Die Zusage aus Brüssel, dass Osttirol bis 2020 nationales Fördergebiet bleibt, ist im Trubel um die Korridorverbindung nach Innsbruck fast untergegangen. Eine Lappalie, wie es scheint! Und doch werden alle OsttirolerInnen davon profitieren. Vielen Dank den oft so ungeliebten "Politikern", die dafür gekämpft haben. Ich verzichte bewusst auf eine Polemik. Der Erfolg spricht für sich!

defregger vor 4 Jahren

...interessant?

Ich vernehme gar keine "Schreie" aus "Blauen" Ecke, wie:

Raus aus der EU und weg mit dem Euro!

Herzlichst ihr df

hoidanoi vor 4 Jahren

Erfolge

Im Vorjahr bemühte man sich schon um die Verlängerung der EU-Förderung und war in einem Dilemma – Just im Vorwahlkampf durfte das, was politisch ein Erfolg sein sollte, sachlich keiner sein. Ein nunmehr ehemaliger Landtagsabgeordneter sprach davon, man müsse sachliche statt politische Gründe finden, um weiterhin unterstützungswürdig zu sein. Dieser Spagat ist offensichtlich gelungen. Der Bezirk Lienz ist auch weiterhin förderungswürdig, wenn nicht sogar -bedürftig.

Als mögliches Argument dafür wurde damals von dem jetzigen Bundesrat die schlechte Verkehrsanbindung des Bezirks ins Treffen geführt. Insofern ist Anton Steixner für seine offensiv kreierte Fördergrundlage zu danken. Sein Einsatz in dieser Sache ist kaum zu unterschätzen. Er hat sein Möglichstes getan, den Bezirk neben allen Errungenschaften wie „Nüsse knacken – Früchte ernten“ zuverlässig bedürftig erscheinen zu lassen. Welche weiteren sachlichen Argumente für die Förderungswürdigkeit gefunden wurden, verschweigt die Landesregierung in ihrer Aussendung. Die sachlichen Aspekte treten nun wieder hinter „die erfolgreiche Regionalpolitik der letzten sechs Jahre“ (O-Ton LH Platter) zurück.

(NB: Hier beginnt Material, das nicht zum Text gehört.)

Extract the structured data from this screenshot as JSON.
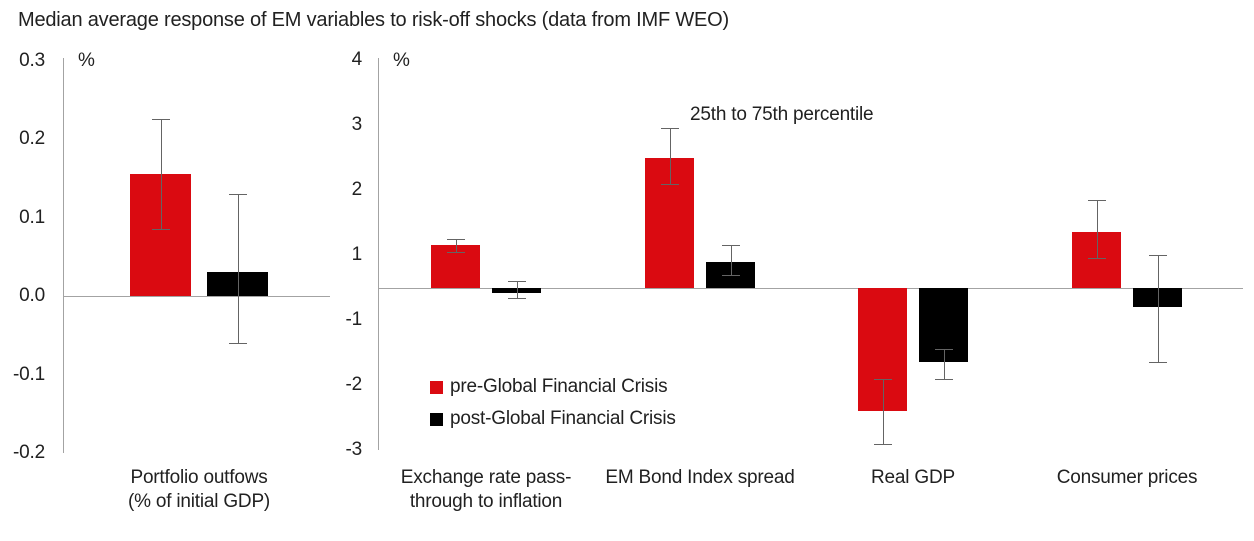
{
  "title": "Median average response of EM variables to risk-off shocks (data from IMF WEO)",
  "annotation": "25th to 75th percentile",
  "colors": {
    "pre": "#da0a11",
    "post": "#000000",
    "axis": "#a3a3a3",
    "error_bar": "#646464",
    "text": "#212121"
  },
  "legend": [
    {
      "label": "pre-Global Financial Crisis",
      "color_key": "pre"
    },
    {
      "label": "post-Global Financial Crisis",
      "color_key": "post"
    }
  ],
  "chart_data": [
    {
      "type": "bar",
      "panel": "left",
      "ylabel": "%",
      "grid": false,
      "ylim": [
        -0.2,
        0.3
      ],
      "yticks": [
        0.3,
        0.2,
        0.1,
        0.0,
        -0.1,
        -0.2
      ],
      "ytick_labels": [
        "0.3",
        "0.2",
        "0.1",
        "0.0",
        "-0.1",
        "-0.2"
      ],
      "categories": [
        "Portfolio outfows\n(% of initial GDP)"
      ],
      "series": [
        {
          "name": "pre-Global Financial Crisis",
          "values": [
            0.155
          ],
          "error_low": [
            0.085
          ],
          "error_high": [
            0.225
          ]
        },
        {
          "name": "post-Global Financial Crisis",
          "values": [
            0.03
          ],
          "error_low": [
            -0.06
          ],
          "error_high": [
            0.13
          ]
        }
      ]
    },
    {
      "type": "bar",
      "panel": "right",
      "ylabel": "%",
      "grid": false,
      "ylim": [
        -3,
        4
      ],
      "yticks": [
        4,
        3,
        2,
        1,
        -1,
        -2,
        -3
      ],
      "ytick_labels": [
        "4",
        "3",
        "2",
        "1",
        "-1",
        "-2",
        "-3"
      ],
      "categories": [
        "Exchange rate pass-\nthrough to inflation",
        "EM Bond Index spread",
        "Real GDP",
        "Consumer prices"
      ],
      "series": [
        {
          "name": "pre-Global Financial Crisis",
          "values": [
            1.15,
            2.5,
            -2.4,
            1.35
          ],
          "error_low": [
            1.05,
            2.1,
            -2.9,
            0.9
          ],
          "error_high": [
            1.25,
            2.95,
            -1.9,
            1.85
          ]
        },
        {
          "name": "post-Global Financial Crisis",
          "values": [
            -0.15,
            0.8,
            -1.65,
            -0.6
          ],
          "error_low": [
            -0.3,
            0.4,
            -1.9,
            -1.65
          ],
          "error_high": [
            0.2,
            1.15,
            -1.45,
            1.0
          ]
        }
      ]
    }
  ]
}
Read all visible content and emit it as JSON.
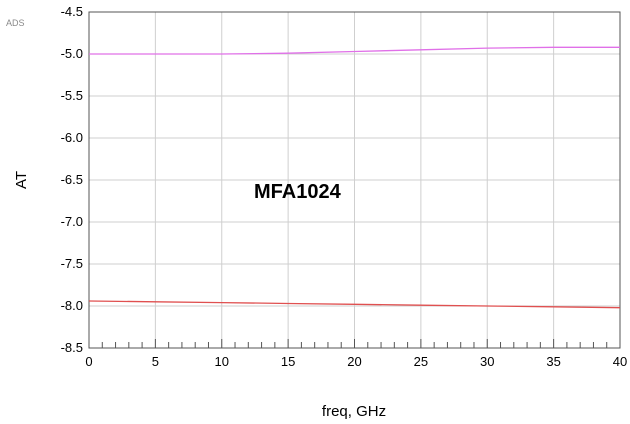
{
  "watermark": "ADS",
  "chart_data": {
    "type": "line",
    "title": "",
    "xlabel": "freq, GHz",
    "ylabel": "AT",
    "xlim": [
      0,
      40
    ],
    "ylim": [
      -8.5,
      -4.5
    ],
    "xticks": [
      0,
      5,
      10,
      15,
      20,
      25,
      30,
      35,
      40
    ],
    "xtick_labels": [
      "0",
      "5",
      "10",
      "15",
      "20",
      "25",
      "30",
      "35",
      "40"
    ],
    "yticks": [
      -4.5,
      -5.0,
      -5.5,
      -6.0,
      -6.5,
      -7.0,
      -7.5,
      -8.0,
      -8.5
    ],
    "ytick_labels": [
      "-4.5",
      "-5.0",
      "-5.5",
      "-6.0",
      "-6.5",
      "-7.0",
      "-7.5",
      "-8.0",
      "-8.5"
    ],
    "grid": true,
    "annotation": "MFA1024",
    "series": [
      {
        "color": "#e070e8",
        "x": [
          0,
          5,
          10,
          15,
          20,
          25,
          30,
          35,
          40
        ],
        "y": [
          -5.0,
          -5.0,
          -5.0,
          -4.99,
          -4.97,
          -4.95,
          -4.93,
          -4.92,
          -4.92
        ]
      },
      {
        "color": "#e05050",
        "x": [
          0,
          5,
          10,
          15,
          20,
          25,
          30,
          35,
          40
        ],
        "y": [
          -7.94,
          -7.95,
          -7.96,
          -7.97,
          -7.98,
          -7.99,
          -8.0,
          -8.01,
          -8.02
        ]
      }
    ]
  }
}
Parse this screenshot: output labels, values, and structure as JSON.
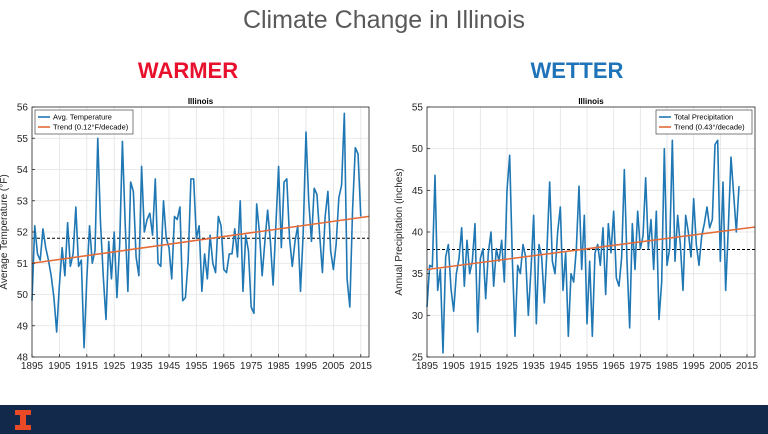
{
  "slide": {
    "title": "Climate Change in Illinois"
  },
  "headings": {
    "left": {
      "text": "WARMER",
      "color": "#e8112d"
    },
    "right": {
      "text": "WETTER",
      "color": "#1f74b9"
    }
  },
  "footer": {
    "bar_color": "#13294b",
    "logo_color": "#e84a27",
    "logo_name": "illinois-block-i-logo"
  },
  "chart_data": [
    {
      "type": "line",
      "title": "Illinois",
      "xlabel": "",
      "ylabel": "Average Temperature (°F)",
      "xlim": [
        1895,
        2018
      ],
      "ylim": [
        48,
        56
      ],
      "xticks": [
        "1895",
        "1905",
        "1915",
        "1925",
        "1935",
        "1945",
        "1955",
        "1965",
        "1975",
        "1985",
        "1995",
        "2005",
        "2015"
      ],
      "yticks": [
        "48",
        "49",
        "50",
        "51",
        "52",
        "53",
        "54",
        "55",
        "56"
      ],
      "grid": true,
      "legend": "top-left",
      "x_start": 1895,
      "series": [
        {
          "name": "Avg. Temperature",
          "color": "#1f77b4",
          "style": "data",
          "values": [
            49.8,
            52.2,
            51.3,
            51.1,
            52.1,
            51.5,
            51.1,
            50.6,
            49.9,
            48.8,
            50.3,
            51.5,
            50.6,
            52.3,
            50.9,
            51.3,
            52.8,
            50.9,
            51.1,
            48.3,
            50.5,
            52.2,
            51.0,
            51.4,
            55.0,
            52.3,
            50.6,
            49.2,
            51.7,
            50.5,
            52.0,
            49.9,
            51.6,
            54.9,
            52.3,
            50.1,
            53.6,
            53.3,
            51.2,
            50.6,
            54.1,
            52.0,
            52.4,
            52.6,
            51.9,
            53.7,
            51.0,
            50.9,
            53.0,
            51.8,
            51.5,
            50.5,
            52.5,
            52.4,
            52.8,
            49.8,
            49.9,
            51.1,
            53.7,
            53.7,
            51.8,
            52.2,
            50.1,
            51.3,
            50.5,
            51.9,
            51.0,
            50.7,
            52.5,
            52.2,
            50.8,
            50.7,
            51.3,
            51.3,
            52.1,
            51.2,
            53.0,
            50.1,
            51.9,
            51.4,
            49.6,
            49.4,
            52.9,
            52.0,
            50.6,
            51.7,
            52.7,
            51.7,
            50.3,
            52.2,
            54.1,
            51.5,
            53.6,
            53.7,
            51.8,
            50.9,
            51.7,
            52.2,
            50.1,
            52.0,
            55.2,
            53.0,
            51.7,
            53.4,
            53.2,
            51.9,
            50.7,
            52.5,
            53.3,
            51.4,
            50.8,
            51.6,
            53.1,
            53.5,
            55.8,
            50.5,
            49.6,
            52.7,
            54.7,
            54.5,
            52.5
          ]
        },
        {
          "name": "Trend (0.12°F/decade)",
          "color": "#e36a39",
          "style": "trend",
          "values_at_ends": [
            51.0,
            52.5
          ]
        }
      ],
      "reference_line": 51.8
    },
    {
      "type": "line",
      "title": "Illinois",
      "xlabel": "",
      "ylabel": "Annual Precipitation (inches)",
      "xlim": [
        1895,
        2018
      ],
      "ylim": [
        25,
        55
      ],
      "xticks": [
        "1895",
        "1905",
        "1915",
        "1925",
        "1935",
        "1945",
        "1955",
        "1965",
        "1975",
        "1985",
        "1995",
        "2005",
        "2015"
      ],
      "yticks": [
        "25",
        "30",
        "35",
        "40",
        "45",
        "50",
        "55"
      ],
      "grid": true,
      "legend": "top-right",
      "x_start": 1895,
      "series": [
        {
          "name": "Total Precipitation",
          "color": "#1f77b4",
          "style": "data",
          "values": [
            31.0,
            36.0,
            35.8,
            46.8,
            33.0,
            35.5,
            25.5,
            37.0,
            38.5,
            33.2,
            30.5,
            35.0,
            36.8,
            40.5,
            33.5,
            39.0,
            35.0,
            36.5,
            41.0,
            28.0,
            36.8,
            38.0,
            32.0,
            37.5,
            40.0,
            33.5,
            38.0,
            36.5,
            39.0,
            34.0,
            45.0,
            49.2,
            36.8,
            27.5,
            36.0,
            35.0,
            38.5,
            37.0,
            30.0,
            35.5,
            42.0,
            29.0,
            38.5,
            37.0,
            31.5,
            38.0,
            46.0,
            36.5,
            35.0,
            40.0,
            43.0,
            33.0,
            37.5,
            27.5,
            35.0,
            34.0,
            38.0,
            45.5,
            35.5,
            42.0,
            29.0,
            36.5,
            27.5,
            37.5,
            38.5,
            36.0,
            40.5,
            32.5,
            41.0,
            37.5,
            42.5,
            34.5,
            33.5,
            37.0,
            47.5,
            36.5,
            28.5,
            41.0,
            35.5,
            42.5,
            38.0,
            39.5,
            46.5,
            38.0,
            41.5,
            35.5,
            42.5,
            29.5,
            34.0,
            50.0,
            36.0,
            38.0,
            51.0,
            36.5,
            42.0,
            38.5,
            33.0,
            42.0,
            40.0,
            37.0,
            44.0,
            38.5,
            36.0,
            39.5,
            41.0,
            43.0,
            40.5,
            41.5,
            50.5,
            51.0,
            36.5,
            46.0,
            33.0,
            40.5,
            49.0,
            44.5,
            40.0,
            45.5
          ]
        },
        {
          "name": "Trend (0.43°/decade)",
          "color": "#e36a39",
          "style": "trend",
          "values_at_ends": [
            35.5,
            40.6
          ]
        }
      ],
      "reference_line": 37.9
    }
  ]
}
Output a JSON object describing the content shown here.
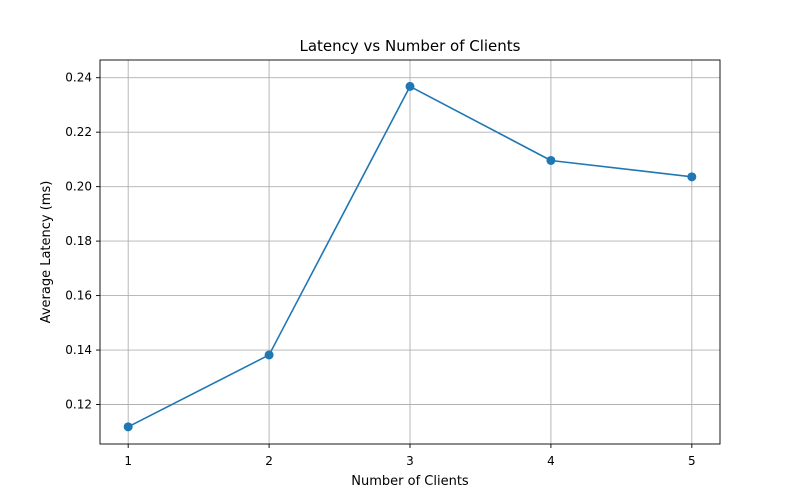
{
  "chart_data": {
    "type": "line",
    "title": "Latency vs Number of Clients",
    "xlabel": "Number of Clients",
    "ylabel": "Average Latency (ms)",
    "x": [
      1,
      2,
      3,
      4,
      5
    ],
    "series": [
      {
        "values": [
          0.1118,
          0.1382,
          0.2368,
          0.2096,
          0.2036
        ],
        "color": "#1f77b4",
        "marker": "circle"
      }
    ],
    "xlim": [
      0.8,
      5.2
    ],
    "ylim": [
      0.1055,
      0.2465
    ],
    "xticks": [
      1,
      2,
      3,
      4,
      5
    ],
    "xtick_labels": [
      "1",
      "2",
      "3",
      "4",
      "5"
    ],
    "yticks": [
      0.12,
      0.14,
      0.16,
      0.18,
      0.2,
      0.22,
      0.24
    ],
    "ytick_labels": [
      "0.12",
      "0.14",
      "0.16",
      "0.18",
      "0.20",
      "0.22",
      "0.24"
    ],
    "grid": true
  }
}
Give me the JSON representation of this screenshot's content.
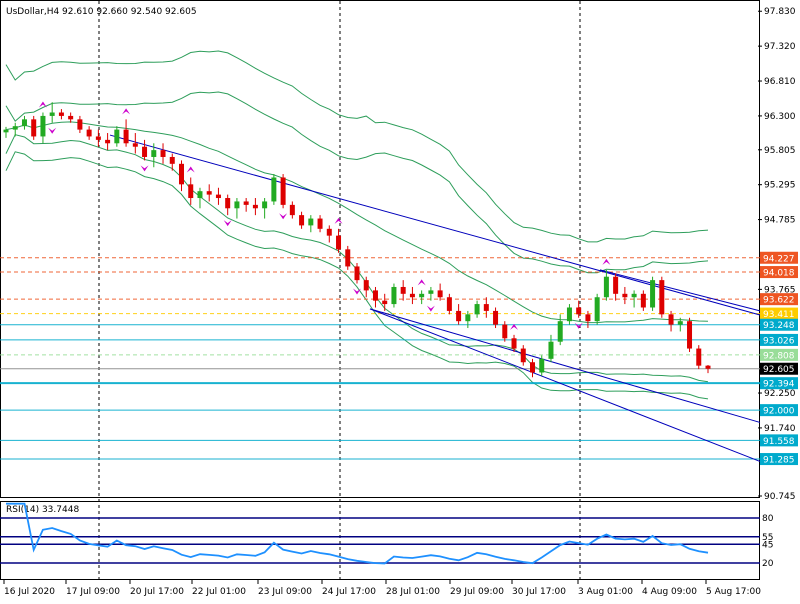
{
  "header": {
    "symbol": "UsDollar,H4",
    "ohlc": "92.610 92.660 92.540 92.605"
  },
  "rsi_panel": {
    "label": "RSI(14) 33.7448",
    "levels": [
      "80",
      "55",
      "45",
      "20"
    ]
  },
  "colors": {
    "bull": "#22aa22",
    "bear": "#dd0000",
    "bands": "#2e9e5b",
    "channel": "#0000bb",
    "support": "#00aacc",
    "resistance": "#dd5522",
    "fractal": "#cc00cc",
    "rsi": "#1e90ff"
  },
  "chart_data": {
    "type": "candlestick",
    "y_range": [
      90.745,
      97.965
    ],
    "x_tick_labels": [
      "16 Jul 2020",
      "17 Jul 09:00",
      "20 Jul 17:00",
      "22 Jul 01:00",
      "23 Jul 09:00",
      "24 Jul 17:00",
      "28 Jul 01:00",
      "29 Jul 09:00",
      "30 Jul 17:00",
      "3 Aug 01:00",
      "4 Aug 09:00",
      "5 Aug 17:00"
    ],
    "y_tick_labels": [
      "97.830",
      "97.320",
      "96.810",
      "96.300",
      "95.805",
      "95.295",
      "94.785",
      "93.765",
      "92.250",
      "91.740",
      "90.745"
    ],
    "level_labels": [
      {
        "text": "94.227",
        "value": 94.227,
        "color": "#ee5522"
      },
      {
        "text": "94.018",
        "value": 94.018,
        "color": "#ee5522"
      },
      {
        "text": "93.622",
        "value": 93.622,
        "color": "#ee5522"
      },
      {
        "text": "93.411",
        "value": 93.411,
        "color": "#ffcc00"
      },
      {
        "text": "93.248",
        "value": 93.248,
        "color": "#00aacc"
      },
      {
        "text": "93.026",
        "value": 93.026,
        "color": "#00aacc"
      },
      {
        "text": "92.808",
        "value": 92.808,
        "color": "#99dd99"
      },
      {
        "text": "92.605",
        "value": 92.605,
        "color": "#000000"
      },
      {
        "text": "92.394",
        "value": 92.394,
        "color": "#00aacc"
      },
      {
        "text": "92.000",
        "value": 92.0,
        "color": "#00aacc"
      },
      {
        "text": "91.558",
        "value": 91.558,
        "color": "#00aacc"
      },
      {
        "text": "91.285",
        "value": 91.285,
        "color": "#00aacc"
      }
    ],
    "candles": [
      [
        96.06,
        96.14,
        95.98,
        96.1
      ],
      [
        96.1,
        96.2,
        96.0,
        96.15
      ],
      [
        96.15,
        96.3,
        96.1,
        96.25
      ],
      [
        96.25,
        96.3,
        95.95,
        96.0
      ],
      [
        96.0,
        96.35,
        95.9,
        96.3
      ],
      [
        96.3,
        96.5,
        96.2,
        96.35
      ],
      [
        96.35,
        96.4,
        96.25,
        96.3
      ],
      [
        96.3,
        96.35,
        96.2,
        96.25
      ],
      [
        96.25,
        96.3,
        96.05,
        96.1
      ],
      [
        96.1,
        96.15,
        95.95,
        96.0
      ],
      [
        96.0,
        96.1,
        95.85,
        95.95
      ],
      [
        95.95,
        96.05,
        95.8,
        95.9
      ],
      [
        95.9,
        96.15,
        95.85,
        96.1
      ],
      [
        96.1,
        96.25,
        95.85,
        95.9
      ],
      [
        95.9,
        96.05,
        95.75,
        95.85
      ],
      [
        95.85,
        95.95,
        95.65,
        95.7
      ],
      [
        95.7,
        95.9,
        95.55,
        95.8
      ],
      [
        95.8,
        95.9,
        95.6,
        95.7
      ],
      [
        95.7,
        95.75,
        95.5,
        95.6
      ],
      [
        95.6,
        95.65,
        95.2,
        95.3
      ],
      [
        95.3,
        95.4,
        95.0,
        95.1
      ],
      [
        95.1,
        95.25,
        94.95,
        95.2
      ],
      [
        95.2,
        95.3,
        95.05,
        95.15
      ],
      [
        95.15,
        95.25,
        95.0,
        95.1
      ],
      [
        95.1,
        95.15,
        94.85,
        94.95
      ],
      [
        94.95,
        95.1,
        94.8,
        95.05
      ],
      [
        95.05,
        95.1,
        94.9,
        95.0
      ],
      [
        95.0,
        95.1,
        94.85,
        94.95
      ],
      [
        94.95,
        95.1,
        94.8,
        95.05
      ],
      [
        95.05,
        95.45,
        95.0,
        95.4
      ],
      [
        95.4,
        95.45,
        94.95,
        95.0
      ],
      [
        95.0,
        95.05,
        94.8,
        94.85
      ],
      [
        94.85,
        94.9,
        94.65,
        94.7
      ],
      [
        94.7,
        94.85,
        94.6,
        94.8
      ],
      [
        94.8,
        94.85,
        94.6,
        94.65
      ],
      [
        94.65,
        94.7,
        94.45,
        94.55
      ],
      [
        94.55,
        94.65,
        94.3,
        94.35
      ],
      [
        94.35,
        94.4,
        94.05,
        94.1
      ],
      [
        94.1,
        94.15,
        93.85,
        93.9
      ],
      [
        93.9,
        93.95,
        93.65,
        93.75
      ],
      [
        93.75,
        93.8,
        93.5,
        93.6
      ],
      [
        93.6,
        93.7,
        93.45,
        93.55
      ],
      [
        93.55,
        93.85,
        93.5,
        93.8
      ],
      [
        93.8,
        93.9,
        93.6,
        93.7
      ],
      [
        93.7,
        93.8,
        93.55,
        93.65
      ],
      [
        93.65,
        93.75,
        93.55,
        93.7
      ],
      [
        93.7,
        93.8,
        93.6,
        93.75
      ],
      [
        93.75,
        93.85,
        93.6,
        93.65
      ],
      [
        93.65,
        93.7,
        93.4,
        93.45
      ],
      [
        93.45,
        93.55,
        93.25,
        93.3
      ],
      [
        93.3,
        93.45,
        93.2,
        93.4
      ],
      [
        93.4,
        93.6,
        93.35,
        93.55
      ],
      [
        93.55,
        93.65,
        93.35,
        93.45
      ],
      [
        93.45,
        93.5,
        93.2,
        93.25
      ],
      [
        93.25,
        93.3,
        93.0,
        93.05
      ],
      [
        93.05,
        93.1,
        92.85,
        92.9
      ],
      [
        92.9,
        92.95,
        92.65,
        92.7
      ],
      [
        92.7,
        92.75,
        92.48,
        92.55
      ],
      [
        92.55,
        92.8,
        92.5,
        92.75
      ],
      [
        92.75,
        93.1,
        92.7,
        93.0
      ],
      [
        93.0,
        93.4,
        92.95,
        93.3
      ],
      [
        93.3,
        93.55,
        93.25,
        93.5
      ],
      [
        93.5,
        93.6,
        93.35,
        93.4
      ],
      [
        93.4,
        93.45,
        93.2,
        93.3
      ],
      [
        93.3,
        93.7,
        93.25,
        93.65
      ],
      [
        93.65,
        94.05,
        93.6,
        93.95
      ],
      [
        93.95,
        94.0,
        93.6,
        93.7
      ],
      [
        93.7,
        93.8,
        93.55,
        93.65
      ],
      [
        93.65,
        93.75,
        93.5,
        93.7
      ],
      [
        93.7,
        93.75,
        93.45,
        93.5
      ],
      [
        93.5,
        93.95,
        93.45,
        93.9
      ],
      [
        93.9,
        93.95,
        93.35,
        93.4
      ],
      [
        93.4,
        93.45,
        93.15,
        93.25
      ],
      [
        93.25,
        93.35,
        93.15,
        93.3
      ],
      [
        93.3,
        93.35,
        92.85,
        92.9
      ],
      [
        92.9,
        92.95,
        92.6,
        92.65
      ],
      [
        92.65,
        92.66,
        92.54,
        92.605
      ]
    ],
    "rsi": {
      "ylim": [
        0,
        100
      ],
      "levels": [
        80,
        55,
        45,
        20
      ],
      "last": 33.7448
    }
  }
}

Aber der stete Blick zurück hilft auch nicht – voran muss es gehen. Um dem EU-Aspekt besonders zu betonen, wäre für die Regionalförderung doch ein schon lang ausgearbeitetes Projekt am Helm von Interesse. Der Junior-Partner könnte hier seine EU-freundliche Gesinnung unter Beweis stellen. Sogar die verkehrstechnische Anbindung per Schiene wäre in diesem Projekt schon vorgesehen. Auch die von Felipe kürzlich ausgesprochenen Worte, der Tourismus müsse sich nicht vor den Grünen fürchten, könnten hier sachlich belegt werden. Man wolle in Strukturen investieren, sagte Frau Felipe ebenfalls. Lebensadern seien zu retten. Sagte sie, wenn auch andernorts.

Eine schöne Chance für die Regierung, Politik und Sachliches zusammen zu führen, und grenzüberschreitende, erfolgreiche Regionalpolitik zu betreiben.